Book to Market Ratio
Book to market ratio is a ratio that calculates the book value of the equity of a firm to the market value of the equity.
Branch Accounting
Branch Accounting is keeping the books of accounts for geographically separated departments or units of the same business.
Break Even Analysis
Break even analysis can be basically ascertaining how many units of a product sold will cover the costs. The point of the sales volume where the costs are equal to the volume is called break even point. Read on for Break Even Analysis Formulas
Brought Forward
Refer B/D
Budget
A budget gives the list of expense heads and the amounts allotted to expense heads.
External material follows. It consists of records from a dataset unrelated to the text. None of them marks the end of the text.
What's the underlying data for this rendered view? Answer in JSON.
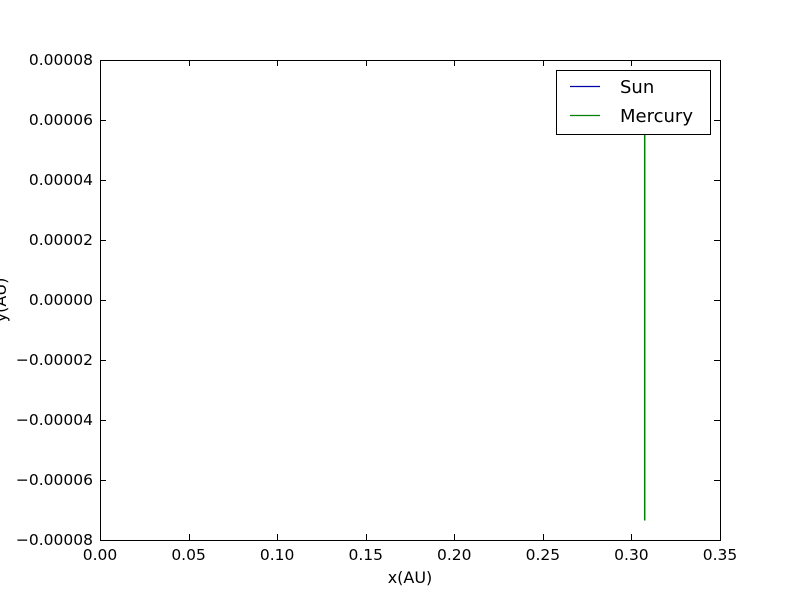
{
  "chart_data": {
    "type": "line",
    "title": "",
    "xlabel": "x(AU)",
    "ylabel": "y(AU)",
    "xlim": [
      0.0,
      0.35
    ],
    "ylim": [
      -8e-05,
      8e-05
    ],
    "xticks": [
      0.0,
      0.05,
      0.1,
      0.15,
      0.2,
      0.25,
      0.3,
      0.35
    ],
    "xtick_labels": [
      "0.00",
      "0.05",
      "0.10",
      "0.15",
      "0.20",
      "0.25",
      "0.30",
      "0.35"
    ],
    "yticks": [
      -8e-05,
      -6e-05,
      -4e-05,
      -2e-05,
      0.0,
      2e-05,
      4e-05,
      6e-05,
      8e-05
    ],
    "ytick_labels": [
      "−0.00008",
      "−0.00006",
      "−0.00004",
      "−0.00002",
      "0.00000",
      "0.00002",
      "0.00004",
      "0.00006",
      "0.00008"
    ],
    "grid": false,
    "legend_position": "top-right",
    "series": [
      {
        "name": "Sun",
        "color": "#0000aa",
        "x": [
          0.0,
          0.0
        ],
        "y": [
          0.0,
          0.0
        ]
      },
      {
        "name": "Mercury",
        "color": "#008000",
        "x": [
          0.3075,
          0.3075,
          0.3075
        ],
        "y": [
          -7.35e-05,
          0.0,
          7.4e-05
        ]
      }
    ]
  }
}
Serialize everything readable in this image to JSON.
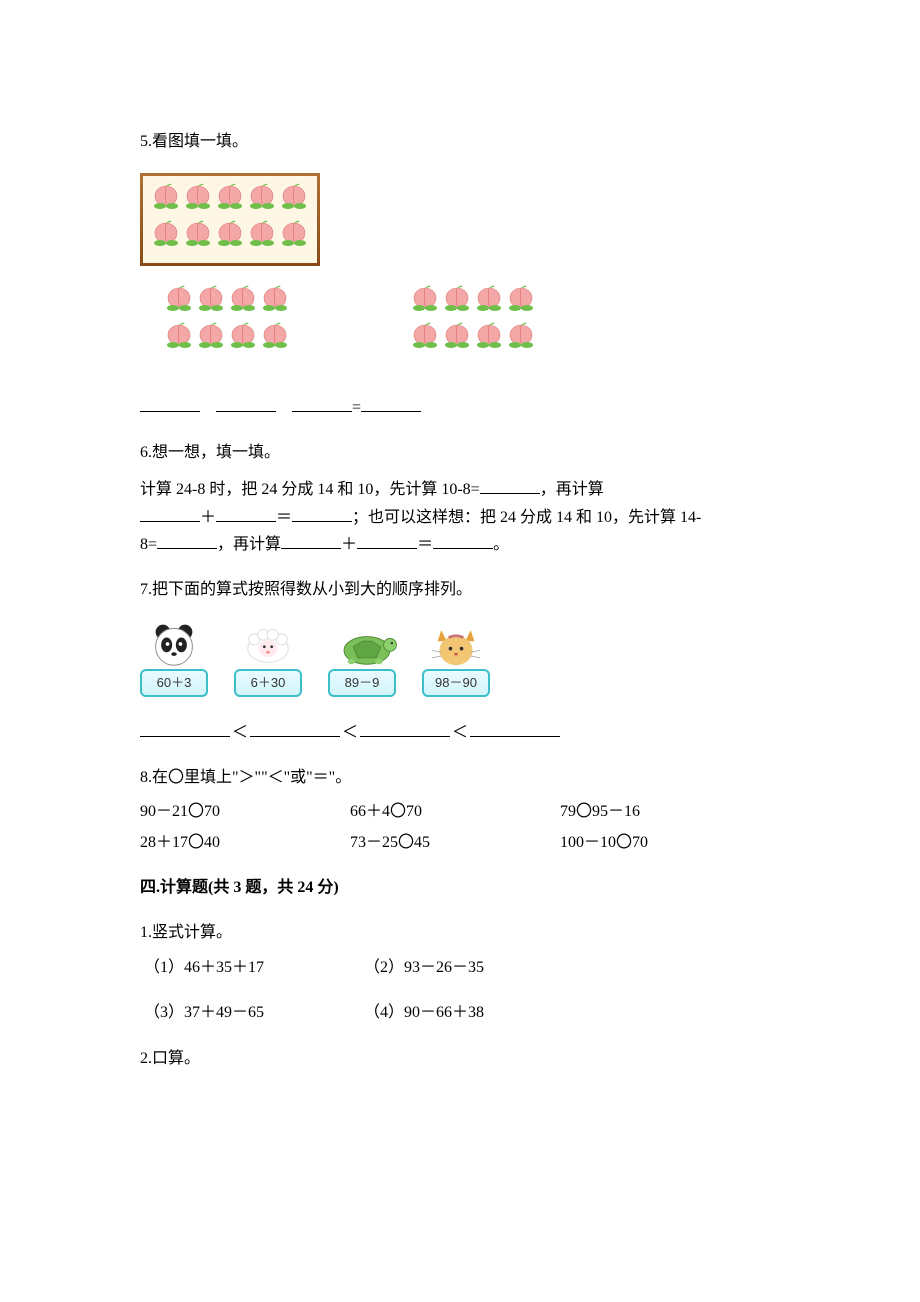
{
  "q5": {
    "title": "5.看图填一填。",
    "peach_color": "#f4a7a7",
    "peach_leaf": "#6fbf4a",
    "framed_rows": 2,
    "framed_cols": 5,
    "group_left_rows": 2,
    "group_left_cols": 4,
    "group_right_rows": 2,
    "group_right_cols": 4,
    "eq_sep": "=",
    "frame_border_color": "#8a4a18",
    "frame_bg": "#fef7e6"
  },
  "q6": {
    "title": "6.想一想，填一填。",
    "line1_a": "计算 24-8 时，把 24 分成 14 和 10，先计算 10-8=",
    "line1_b": "，再计算",
    "line2_a": "＋",
    "line2_b": "＝",
    "line2_c": "；也可以这样想：把 24 分成 14 和 10，先计算 14-",
    "line3_a": "8=",
    "line3_b": "，再计算",
    "line3_c": "＋",
    "line3_d": "＝",
    "line3_e": "。"
  },
  "q7": {
    "title": "7.把下面的算式按照得数从小到大的顺序排列。",
    "cards": [
      {
        "name": "panda",
        "expr": "60＋3"
      },
      {
        "name": "sheep",
        "expr": "6＋30"
      },
      {
        "name": "turtle",
        "expr": "89－9"
      },
      {
        "name": "cat",
        "expr": "98－90"
      }
    ],
    "lt": "＜",
    "tag_border": "#3bbfc9",
    "tag_bg_top": "#e9fbff",
    "tag_bg_bottom": "#d2f5fa"
  },
  "q8": {
    "title": "8.在〇里填上\"＞\"\"＜\"或\"＝\"。",
    "rows": [
      [
        "90－21〇70",
        "66＋4〇70",
        "79〇95－16"
      ],
      [
        "28＋17〇40",
        "73－25〇45",
        "100－10〇70"
      ]
    ]
  },
  "section4": {
    "header": "四.计算题(共 3 题，共 24 分)",
    "q1": {
      "title": "1.竖式计算。",
      "items": [
        "（1）46＋35＋17",
        "（2）93－26－35",
        "（3）37＋49－65",
        "（4）90－66＋38"
      ]
    },
    "q2": {
      "title": "2.口算。"
    }
  },
  "colors": {
    "text": "#000000",
    "bg": "#ffffff"
  }
}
For example, a sales budget lays down the amount to be spent on sales, etc.
Budgetary Deficit
When there is an excess of expenditure over revenue in a budget, it is known as a budgetary deficit.
Budgetary Control
Budgetary control is a process where the actual amount incurred and the budgeted amount for each expense head is compared.
Budgeting
Budgeting is estimating the expenditure needs of the department or each expense head based on historical data and trend analysis.
Budget Performance Report
Budget performance report represents the comparison between the actual expenditure and the budgeted expenditure.
Buffer
A buffer is a safety measure over the budgeted amount, in case of contingency.
Business Entity
A business entity may be a proprietorship, partnership, corporation, or LLC. Every entity has to follow a separate set of rules.
Business Valuation
Business valuation is the amount that would be realized if the business was sold to a hypothetical buyer.
Bylaws
Bylaws are the different provisions that govern the corporate policies.